Politics & Policy

Judge Walker’s Phony Facts

It has been clear since before the beginning of the year that Judge Vaughn Walker of the U.S. District Court in San Francisco was on a mission to establish a federal constitutional right to same-sex marriage and thereby to overturn California’s Proposition 8, a constitutional amendment passed by the people of the state in 2008. 

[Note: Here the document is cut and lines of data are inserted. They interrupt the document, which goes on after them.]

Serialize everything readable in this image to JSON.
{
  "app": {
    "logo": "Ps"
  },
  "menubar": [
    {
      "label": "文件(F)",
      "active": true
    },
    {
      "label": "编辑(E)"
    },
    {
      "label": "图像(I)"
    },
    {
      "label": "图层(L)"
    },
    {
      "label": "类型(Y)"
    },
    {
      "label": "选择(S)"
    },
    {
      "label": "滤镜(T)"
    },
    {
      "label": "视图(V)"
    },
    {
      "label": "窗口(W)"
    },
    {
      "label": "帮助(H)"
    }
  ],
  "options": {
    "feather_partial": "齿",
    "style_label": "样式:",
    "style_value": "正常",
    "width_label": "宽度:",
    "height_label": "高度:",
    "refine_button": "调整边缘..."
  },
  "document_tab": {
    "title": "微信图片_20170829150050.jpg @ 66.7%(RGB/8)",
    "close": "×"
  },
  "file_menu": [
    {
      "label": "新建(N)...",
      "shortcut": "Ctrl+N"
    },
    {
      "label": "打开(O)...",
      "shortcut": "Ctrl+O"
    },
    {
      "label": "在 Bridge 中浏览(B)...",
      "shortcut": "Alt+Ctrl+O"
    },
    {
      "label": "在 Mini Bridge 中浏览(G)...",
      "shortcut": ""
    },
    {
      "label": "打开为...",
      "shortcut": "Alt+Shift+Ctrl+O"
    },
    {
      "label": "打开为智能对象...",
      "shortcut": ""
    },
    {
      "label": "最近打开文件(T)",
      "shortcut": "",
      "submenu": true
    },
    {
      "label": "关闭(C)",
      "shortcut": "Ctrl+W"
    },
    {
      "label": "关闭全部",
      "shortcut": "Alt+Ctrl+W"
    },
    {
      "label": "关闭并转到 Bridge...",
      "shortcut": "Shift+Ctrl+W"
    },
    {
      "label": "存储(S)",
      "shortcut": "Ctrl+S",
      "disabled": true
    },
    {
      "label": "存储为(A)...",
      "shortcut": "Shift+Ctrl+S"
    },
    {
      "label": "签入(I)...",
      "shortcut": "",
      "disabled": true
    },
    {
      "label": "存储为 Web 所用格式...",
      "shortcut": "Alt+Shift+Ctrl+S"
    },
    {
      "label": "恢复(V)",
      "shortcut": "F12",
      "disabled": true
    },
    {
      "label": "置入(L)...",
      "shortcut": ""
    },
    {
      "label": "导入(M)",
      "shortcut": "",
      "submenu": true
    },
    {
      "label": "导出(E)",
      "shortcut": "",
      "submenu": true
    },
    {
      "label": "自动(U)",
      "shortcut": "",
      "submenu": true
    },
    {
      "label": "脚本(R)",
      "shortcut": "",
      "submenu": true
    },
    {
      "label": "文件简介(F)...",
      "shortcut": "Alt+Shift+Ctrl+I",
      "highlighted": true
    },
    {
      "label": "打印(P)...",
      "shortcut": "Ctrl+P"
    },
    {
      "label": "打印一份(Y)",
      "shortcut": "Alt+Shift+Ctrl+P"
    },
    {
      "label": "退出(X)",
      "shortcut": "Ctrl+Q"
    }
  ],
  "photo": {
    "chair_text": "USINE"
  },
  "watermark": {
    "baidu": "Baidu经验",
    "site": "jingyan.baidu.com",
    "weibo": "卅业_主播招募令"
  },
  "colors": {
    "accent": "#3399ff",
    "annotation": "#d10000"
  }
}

From his decision to have a “trial” of the “facts” in the case rather than proceed straightaway to legal arguments about the constitutional issues (a choice that surprised even the plaintiffs’ attorneys) to his attempt to stage a nationally televised extravaganza (brought to a halt by the Supreme Court) to his unconcealed bias in favor of the plaintiffs in virtually every aspect of the proceedings (ably summarized by NRO’s Ed Whelan here), Judge Walker has been preparing us for a baldfaced usurpation of political power for quite a while.

 

What Walker did not prepare us for is the jaw-dropping experience of reading his sophomorically reasoned opinion. Of the 135 pages of the opinion proper, only the last 27 contain anything resembling a legal argument, while the rest is about equally divided between a summary of the trial proceedings and the judge’s “findings of fact.” The conclusions of law seem but an afterthought — conclusory, almost casually thin, raising more questions than they answer. On what grounds does Judge Walker hold that the considered moral judgment of the whole history of human civilization — that only men and women are capable of marrying each other — is nothing but a “private moral view” that provides no conceivable “rational basis” for legislation? Who can tell? Judge Walker’s smearing of the majority of Californians as irrational bigots blindly clinging to mere tradition suggests that he has run out of arguments and has nothing left but his reflexes.

 

But the deeper game Judge Walker is playing unfolds in those many pages of “fact finding” that make up the large middle of his ruling. There, through highly prejudicial language that bears little relation to any fact, the judge has smuggled in his own moral sentiments — in precisely the part of his opinion that would normally be owed a large measure of deference in the appellate courts. To take one example: It is hardly an incontrovertible fact that “Proposition 8 places the force of law behind stigmas against gays and lesbians.”  But there it is, as finding No. 58. With “facts” like these, and appellate judges disinclined to question them, Judge Walker plainly hopes to propel this case toward a gay-marriage victory, regardless of how transparently weak his legal conclusions are. 

But the judges who ultimately take up this appeal — the justices of the Supreme Court, not the feckless Ninth Circuit — should not be buffaloed by Judge Walker’s invented “facts.” Still less should they confirm the specious legal conclusions he has extracted from them.

The Editors comprise the senior editorial staff of the National Review magazine and website.